Thank you for your reply! There are a few more points which I still need some guidance on.

  • When I tried using the .add_parameters_from_file() function to merge the topologies of a DNA and RNA, I get multiple instances of ‘Found mismatch between original entry’. My understanding is that the forcefield for RNA and DNA have defined parameters for atoms, bonds and angles that overlap, and while not all of them are used for RNA and DNA, the ones that are might have conflicting values, so one is chosen over the other. Since the user-contributed FFs seem to have cases where different forcefields are used for DNA and RNA, I was wondering how this conflict is usually solved. Is there a way to have only those parameters that are needed for DNA and RNA loaded into the topology file? If some of the values parametrizing the bonds that DNA and RNA have in common do conflict, is there a way to make sure the values specific to DNA are only used for DNA, and only those for RNA are used for RNA, or is it necessary to choose the values from one forcefield over the other and you just have to assume that one of the molecules are going to be parametrized incorrectly?
  • Upon removing the wildcard entries, it seems .add_ff_params() worked, but upon adding the parameters and using .find_missing_ff_params(), the function returned multiple instances of ‘Couldn’t find params for interaction type dihedrals’, so I also wanted to know whether this issue is separate from the removal of the wildcards or if there’s some other way to get past this
  • When I tried a different forcefield combination, using .add_parameters_from_file() returned this error “RuntimeError: Found multiple entries matching the types of (‘HC’, ‘CT’, ‘CM’) in section angletypes, make sure this is intentional” which I’m again not sure what to make of

Thank you in advance!

Hi! First of all, don’t remove wildcards, they are needed. It’s just that Gromologist requires them to be at the bottom of the list, in order to avoid them being applied wrongly in older Gromacs versions.

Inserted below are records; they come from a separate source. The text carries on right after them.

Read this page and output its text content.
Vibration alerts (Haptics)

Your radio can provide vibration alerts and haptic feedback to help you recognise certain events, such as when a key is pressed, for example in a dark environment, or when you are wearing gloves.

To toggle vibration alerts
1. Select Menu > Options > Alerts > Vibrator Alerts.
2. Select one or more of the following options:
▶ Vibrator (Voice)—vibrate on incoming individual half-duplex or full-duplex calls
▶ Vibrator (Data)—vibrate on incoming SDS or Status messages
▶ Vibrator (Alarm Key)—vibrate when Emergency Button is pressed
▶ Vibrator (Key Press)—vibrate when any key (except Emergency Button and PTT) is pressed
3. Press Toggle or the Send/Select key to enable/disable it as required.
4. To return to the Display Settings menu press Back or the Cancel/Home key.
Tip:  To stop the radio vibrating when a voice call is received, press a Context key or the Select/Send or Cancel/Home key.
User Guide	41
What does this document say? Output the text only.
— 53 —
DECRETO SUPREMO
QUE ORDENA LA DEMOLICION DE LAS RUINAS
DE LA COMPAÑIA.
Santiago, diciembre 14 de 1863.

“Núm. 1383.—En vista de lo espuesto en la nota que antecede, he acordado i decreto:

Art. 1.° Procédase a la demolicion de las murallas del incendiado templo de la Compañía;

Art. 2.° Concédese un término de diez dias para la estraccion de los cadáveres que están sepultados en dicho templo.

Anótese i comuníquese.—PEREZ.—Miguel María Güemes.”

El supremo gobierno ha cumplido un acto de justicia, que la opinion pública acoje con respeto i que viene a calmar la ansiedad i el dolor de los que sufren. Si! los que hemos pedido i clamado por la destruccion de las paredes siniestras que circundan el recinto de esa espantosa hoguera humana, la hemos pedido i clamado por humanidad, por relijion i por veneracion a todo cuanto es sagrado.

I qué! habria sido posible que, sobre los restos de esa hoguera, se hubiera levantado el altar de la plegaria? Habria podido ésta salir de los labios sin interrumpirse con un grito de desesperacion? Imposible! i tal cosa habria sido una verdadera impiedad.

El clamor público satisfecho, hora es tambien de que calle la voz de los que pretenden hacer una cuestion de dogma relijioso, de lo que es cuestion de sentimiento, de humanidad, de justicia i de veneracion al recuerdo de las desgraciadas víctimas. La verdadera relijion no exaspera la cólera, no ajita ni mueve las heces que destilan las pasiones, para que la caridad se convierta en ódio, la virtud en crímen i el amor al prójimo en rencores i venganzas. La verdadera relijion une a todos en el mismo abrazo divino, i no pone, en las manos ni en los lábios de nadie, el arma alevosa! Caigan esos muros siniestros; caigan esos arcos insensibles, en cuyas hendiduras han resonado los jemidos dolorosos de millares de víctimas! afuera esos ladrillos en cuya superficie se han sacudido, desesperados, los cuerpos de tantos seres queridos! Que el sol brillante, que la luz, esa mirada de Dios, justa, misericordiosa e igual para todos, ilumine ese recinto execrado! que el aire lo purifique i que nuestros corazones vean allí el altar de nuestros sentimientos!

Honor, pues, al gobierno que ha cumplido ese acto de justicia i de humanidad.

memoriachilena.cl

It is entirely possible that the DNA and RNA FFs will have conflicting entries for some bonded terms, that’s why the best strategy is to (in this order):

  1. First prepare the RNA and DNA topologies separately
  2. Run t.add_ff_params() and t.explicit_defines() on both topologies and save them separately - this way all the bonded terms will be self-contained
  3. Run t.add_molecule_from_file(...) and t.add_molecule_to_system(...) to move, say, the RNA molecule into the DNA system’s topology
  4. Run t.find_missing_ff_params() to check for the last part that’s possibly missing, i.e. nonbonded parameters; it’s next to impossible for nucleic acids’ atom types in chiOL3 and bsc1 to have different LJ parameters, but other atom types (protein, ions etc) might differ slightly, and if any are missing, make sure to transfer them too.

This should be generally more robust than using add_parameters_from_file, and sorry if that wasn’t clear from my previous suggestion.

Either way, let me know if it ends up working!

I’ve tried the method for both the OL3/parmbsc1 combination and for the parameters for the DE Shaw forcefields, so far it seems to work up to the .find_missing_ff_params() step, at which point I get ‘Couldn’t find definition of atom type’ messages, the atoms being the RNA’s C5 for the OL3/parmbsc1 and the RNA’s CA_CA and NC_NA for the DE Shaw forcefields. When I checked the .top files saved from step 2, these atoms were present under the RNA .top file but not in the DNA .top file, so is the issue that not all the parameters transferred from the RNA to the DNA topology file? If so, is there a way to specify adding those specific atoms, or is it best to just manually copy-paste the parameters involved with those atoms from the RNA to the DNA topology before merging the topologies?

I’d say if they are just 1-2 atom types, it’s safer to transfer the corresponding 1-2 lines manually. You can merge automatically but then the chance of something getting overwritten becomes somewhat larger. Of course, you don’t need to worry about the bonded terms, as these should be already explicitly embedded in the molecules’ definitions.